Login

02-05-2010, 10:10 AM

[eluser]Michael Wales[/eluser]

Quote:using db for ci session does have it’s pro & cons but NOT in the case where you’re using it for authenication imo. There’s no option you have to use db. don’t store anything in a cookie seriously just store it in the database. cookie is just there to say you own this session in db. there’s no security w/o db.

I definitely agree but as library authors we have to assume the worst.

Quote:i mean hell~ i wont even store it with some encrypted hash… someone might figure out how you’re hashing it and there goes security. and isn’t that still vulnerable to spoofing and session fixation?! even though you can’t edit the id because you can’t guess the ash?

Remember the difference between encrypting and hashing - hashing is one way. Sure, a rainbow table is going to find the hash for integers pretty quick, but it would take quite awhile for a rainbow table to find the hash for an unknown combination of data (let's say, a concatenation of the user's salt, username, password, and timestamp of record creation). That's where the true security lies in this - you grab their ID and token (the concatenation hash), select on the DB, hash their record and see if it matches the token. If not, something has been tampered with.

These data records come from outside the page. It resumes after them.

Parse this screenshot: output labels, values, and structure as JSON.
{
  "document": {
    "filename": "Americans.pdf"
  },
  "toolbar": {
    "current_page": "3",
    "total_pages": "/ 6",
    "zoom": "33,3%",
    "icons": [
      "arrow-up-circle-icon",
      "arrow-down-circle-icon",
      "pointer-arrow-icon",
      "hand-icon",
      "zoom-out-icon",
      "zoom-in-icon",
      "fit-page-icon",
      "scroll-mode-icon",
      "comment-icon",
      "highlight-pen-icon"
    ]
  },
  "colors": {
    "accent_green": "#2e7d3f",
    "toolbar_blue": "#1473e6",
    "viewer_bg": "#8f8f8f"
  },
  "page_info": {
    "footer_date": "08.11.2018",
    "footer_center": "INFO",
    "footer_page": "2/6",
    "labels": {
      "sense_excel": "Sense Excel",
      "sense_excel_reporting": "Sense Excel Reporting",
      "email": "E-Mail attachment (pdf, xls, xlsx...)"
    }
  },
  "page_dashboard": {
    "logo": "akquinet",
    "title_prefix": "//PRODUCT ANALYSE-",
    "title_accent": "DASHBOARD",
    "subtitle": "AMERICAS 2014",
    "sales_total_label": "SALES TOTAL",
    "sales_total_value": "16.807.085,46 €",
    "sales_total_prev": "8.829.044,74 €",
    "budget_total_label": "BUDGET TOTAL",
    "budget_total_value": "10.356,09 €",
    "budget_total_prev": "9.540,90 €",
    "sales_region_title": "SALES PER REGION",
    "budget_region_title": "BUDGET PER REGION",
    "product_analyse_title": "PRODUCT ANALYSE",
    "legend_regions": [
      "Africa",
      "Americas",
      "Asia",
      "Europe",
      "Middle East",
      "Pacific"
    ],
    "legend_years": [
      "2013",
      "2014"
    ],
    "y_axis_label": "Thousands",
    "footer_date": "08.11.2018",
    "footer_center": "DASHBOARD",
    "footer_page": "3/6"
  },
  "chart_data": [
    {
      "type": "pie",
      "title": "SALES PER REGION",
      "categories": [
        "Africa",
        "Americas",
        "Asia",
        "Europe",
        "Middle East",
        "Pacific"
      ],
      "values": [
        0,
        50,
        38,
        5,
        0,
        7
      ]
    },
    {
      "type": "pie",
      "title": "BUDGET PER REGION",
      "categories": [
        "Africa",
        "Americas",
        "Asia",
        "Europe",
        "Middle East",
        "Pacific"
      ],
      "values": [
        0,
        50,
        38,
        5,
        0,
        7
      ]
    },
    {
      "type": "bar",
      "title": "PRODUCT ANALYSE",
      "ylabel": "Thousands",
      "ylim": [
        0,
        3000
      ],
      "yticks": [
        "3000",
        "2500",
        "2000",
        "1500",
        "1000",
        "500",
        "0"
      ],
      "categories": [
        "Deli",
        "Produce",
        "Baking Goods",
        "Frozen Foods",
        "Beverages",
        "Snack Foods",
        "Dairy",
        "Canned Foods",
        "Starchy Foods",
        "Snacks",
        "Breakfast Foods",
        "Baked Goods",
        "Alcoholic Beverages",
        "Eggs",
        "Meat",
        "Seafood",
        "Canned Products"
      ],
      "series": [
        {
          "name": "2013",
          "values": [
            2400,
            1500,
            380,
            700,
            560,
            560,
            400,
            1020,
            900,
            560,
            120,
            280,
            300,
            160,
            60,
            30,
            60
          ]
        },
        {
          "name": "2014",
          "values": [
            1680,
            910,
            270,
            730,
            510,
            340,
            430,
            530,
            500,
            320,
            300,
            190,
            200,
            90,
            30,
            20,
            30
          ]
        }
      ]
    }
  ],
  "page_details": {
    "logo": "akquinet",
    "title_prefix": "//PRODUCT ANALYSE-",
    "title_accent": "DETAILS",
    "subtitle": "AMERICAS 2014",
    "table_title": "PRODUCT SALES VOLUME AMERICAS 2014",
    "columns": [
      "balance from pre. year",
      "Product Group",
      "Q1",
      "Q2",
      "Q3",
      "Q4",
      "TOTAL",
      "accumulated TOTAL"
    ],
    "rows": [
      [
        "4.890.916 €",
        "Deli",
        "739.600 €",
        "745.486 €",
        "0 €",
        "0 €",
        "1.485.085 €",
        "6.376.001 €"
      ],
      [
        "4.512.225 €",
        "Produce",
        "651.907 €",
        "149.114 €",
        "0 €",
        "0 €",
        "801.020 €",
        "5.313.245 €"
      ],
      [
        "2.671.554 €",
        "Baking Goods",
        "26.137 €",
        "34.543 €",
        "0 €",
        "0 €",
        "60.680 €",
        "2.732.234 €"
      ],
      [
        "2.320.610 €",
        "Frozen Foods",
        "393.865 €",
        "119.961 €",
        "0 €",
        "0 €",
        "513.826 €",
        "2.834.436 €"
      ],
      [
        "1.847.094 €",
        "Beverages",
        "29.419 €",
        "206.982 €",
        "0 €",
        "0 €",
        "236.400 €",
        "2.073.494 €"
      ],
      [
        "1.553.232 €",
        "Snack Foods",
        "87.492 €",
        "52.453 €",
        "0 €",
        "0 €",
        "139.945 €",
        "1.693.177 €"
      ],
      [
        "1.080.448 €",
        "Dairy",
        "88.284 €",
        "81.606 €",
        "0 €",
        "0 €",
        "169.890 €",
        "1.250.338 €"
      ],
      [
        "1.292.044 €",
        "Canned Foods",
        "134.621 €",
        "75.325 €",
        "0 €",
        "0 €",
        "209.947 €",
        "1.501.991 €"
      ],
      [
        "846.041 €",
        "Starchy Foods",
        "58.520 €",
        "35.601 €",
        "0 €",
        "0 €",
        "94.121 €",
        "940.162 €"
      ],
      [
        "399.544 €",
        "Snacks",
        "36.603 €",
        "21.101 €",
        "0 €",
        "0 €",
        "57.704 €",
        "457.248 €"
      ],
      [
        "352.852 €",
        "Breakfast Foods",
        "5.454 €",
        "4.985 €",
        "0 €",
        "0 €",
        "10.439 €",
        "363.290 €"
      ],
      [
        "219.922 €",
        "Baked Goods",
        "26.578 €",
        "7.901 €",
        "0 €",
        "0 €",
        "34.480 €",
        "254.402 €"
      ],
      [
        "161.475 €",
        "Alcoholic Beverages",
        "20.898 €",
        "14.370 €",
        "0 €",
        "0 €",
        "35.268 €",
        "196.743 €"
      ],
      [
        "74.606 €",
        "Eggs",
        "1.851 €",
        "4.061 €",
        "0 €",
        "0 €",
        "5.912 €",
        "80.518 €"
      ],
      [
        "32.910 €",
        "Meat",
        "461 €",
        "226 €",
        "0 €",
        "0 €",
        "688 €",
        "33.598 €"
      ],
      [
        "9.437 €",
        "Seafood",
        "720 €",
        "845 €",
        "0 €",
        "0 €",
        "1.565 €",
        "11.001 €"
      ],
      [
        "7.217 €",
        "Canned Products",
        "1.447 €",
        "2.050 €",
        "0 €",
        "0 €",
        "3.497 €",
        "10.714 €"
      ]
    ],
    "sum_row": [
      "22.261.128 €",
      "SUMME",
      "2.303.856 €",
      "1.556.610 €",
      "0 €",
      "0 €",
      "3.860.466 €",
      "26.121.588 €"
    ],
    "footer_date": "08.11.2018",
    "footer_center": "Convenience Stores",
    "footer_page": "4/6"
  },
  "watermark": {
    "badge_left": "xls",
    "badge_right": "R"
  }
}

Quote:Wow but it looks like alot of other auth libraries also didn’t consider the fact that a programmer might have his ci session setting not using db.

Yeah, I'm usually over-careful with working with sessions because I remember CodeIgniter when it didn't store custom userdata in the database. You could turn on database storage but it only stored the standard fields in there, all custom data remained in the cookie.